Lim encounters Wu'er Kaixi, who provides insight into the mind of a protest leader and recalls his involvement in events such as the hunger strike. He says that the hunger strike was his idea, a "deliberate strategy to escalate the movement". Wu'er describes his struggles, ideas and life since his exile from China, his feelings towards those who remained behind and were imprisoned, and appeals to China’s leaders to be allowed to return to his motherland.

The author explores the amnesia and censorship which the Chinese government has instilled into its young people, and how it has affected their knowledge of the Tiananmen Square events. Feel Liu, age 22, tells Lim about what he was taught in school about the protests; from a teacher’s perspective, the subject was "best left untouched". Lim shows young people a photo of Tank Man and asks them if they have ever heard of him.

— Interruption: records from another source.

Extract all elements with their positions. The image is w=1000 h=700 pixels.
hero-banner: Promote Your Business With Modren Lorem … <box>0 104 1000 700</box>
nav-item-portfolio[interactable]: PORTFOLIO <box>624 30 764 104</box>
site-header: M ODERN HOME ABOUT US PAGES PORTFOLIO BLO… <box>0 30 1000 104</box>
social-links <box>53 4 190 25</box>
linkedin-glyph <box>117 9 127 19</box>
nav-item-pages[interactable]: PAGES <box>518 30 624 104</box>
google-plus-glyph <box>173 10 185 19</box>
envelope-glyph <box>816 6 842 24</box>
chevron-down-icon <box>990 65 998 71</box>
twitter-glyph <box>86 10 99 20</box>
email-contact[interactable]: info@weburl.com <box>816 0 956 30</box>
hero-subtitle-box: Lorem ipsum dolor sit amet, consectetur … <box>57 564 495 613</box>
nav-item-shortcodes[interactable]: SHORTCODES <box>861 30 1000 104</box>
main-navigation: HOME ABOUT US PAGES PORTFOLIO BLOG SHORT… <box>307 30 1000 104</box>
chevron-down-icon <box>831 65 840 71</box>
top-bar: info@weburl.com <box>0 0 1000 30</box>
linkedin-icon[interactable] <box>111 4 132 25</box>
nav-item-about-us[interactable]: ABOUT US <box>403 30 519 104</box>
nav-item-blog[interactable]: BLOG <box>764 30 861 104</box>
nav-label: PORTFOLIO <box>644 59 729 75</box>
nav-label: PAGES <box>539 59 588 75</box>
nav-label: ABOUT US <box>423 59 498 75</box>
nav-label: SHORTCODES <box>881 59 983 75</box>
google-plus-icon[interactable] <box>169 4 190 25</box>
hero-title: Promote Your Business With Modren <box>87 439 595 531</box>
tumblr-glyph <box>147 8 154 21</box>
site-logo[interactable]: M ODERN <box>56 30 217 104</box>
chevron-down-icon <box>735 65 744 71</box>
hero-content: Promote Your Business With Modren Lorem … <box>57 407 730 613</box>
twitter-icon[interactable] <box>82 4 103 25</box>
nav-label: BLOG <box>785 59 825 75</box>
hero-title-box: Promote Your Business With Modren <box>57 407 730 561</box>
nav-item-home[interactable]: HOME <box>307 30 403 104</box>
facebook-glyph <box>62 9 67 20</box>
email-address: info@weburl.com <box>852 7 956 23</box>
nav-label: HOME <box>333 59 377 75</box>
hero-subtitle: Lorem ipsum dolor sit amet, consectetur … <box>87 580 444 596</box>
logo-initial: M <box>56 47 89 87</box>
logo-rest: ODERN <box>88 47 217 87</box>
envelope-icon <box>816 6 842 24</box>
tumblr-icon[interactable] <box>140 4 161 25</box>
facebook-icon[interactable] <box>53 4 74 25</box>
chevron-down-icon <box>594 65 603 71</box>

She writes about Zhang Xianling, mother of student protester Wang Nan (who was killed during the June 4th massacre). Her attempts to cope with the death of her son and learn the truth behind the deaths of many other students led to the creation of the Tiananmen Mothers, a group of relatives of those who were killed on June 4, 1989. Tiananmen Mothers seeks justice and shed light on the circumstances around their children's deaths. Zhang recalls the days before the massacre and the events leading to her son’s death.

Lim explores the concept of patriotic education, interviewing party members about the protests, life after it and the desire to move past it. This includes China’s attempt at "ideological re-education", one of the largest such attempts in modern history. Textbooks were rewritten to "change the prism through which the past and present were viewed".

Bao Tong, former secretary to Communist Party general secretary Zhao Ziyang, talks about the decisions which led to the crackdown from the perspective of political leaders such as Deng Xiaoping and Zhao Ziyang. Lim describes Tong's life after his release from prison; he is not yet fully free, since he is closely monitored by the government. Tong, however, is relatively unconcerned; this has become his normal life: "I'm totally used to it, if they’re not with me, I feel lost".

Lim paints a portrait of Chengdu, a city in southwest China, after the protests with "memories, declassified U.S. diplomatic cables, diaries, hastily written reports of the time, contemporaneous photographs, and Chinese government-approved accounts". Interviews present the crackdown in Chengdu on protesters of the June 4th massacre in Tiananmen Square. Dennis Rae describes mourning wreaths and signs carried around the city, its "panicked urgency" and the injured people in the local hospital.

== Reception ==
The People’s Republic of Amnesia: Tiananmen Revisited has been reviewed several times. Jonathan Mirsky of The New York Times wrote, "Lim's accounts of the amnesia of many Chinese, make [her book] one of the best analyses of the impact of Tiananmen throughout China in the years since 1989".

According to Jennifer Altehenger of King's College London, "The book is accessible, fluidly written and offers rich accounts of one of the most complex chapters in contemporary Chinese history", but Lim's citations are "unnecessarily complicated". Jeremy Brown of Simon Fraser University wrote, "The story of Chengdu does not fit in Lim's overall structure ... but it is the book's most original contribution".

The Guardians reviewer said that: "Lim's important book offers a chilling vision of an Orwellian society", while The Independents reviewer called it "an impressive work of investigative history".

The Economist listed the book as one of its "Books of the year" for 2014.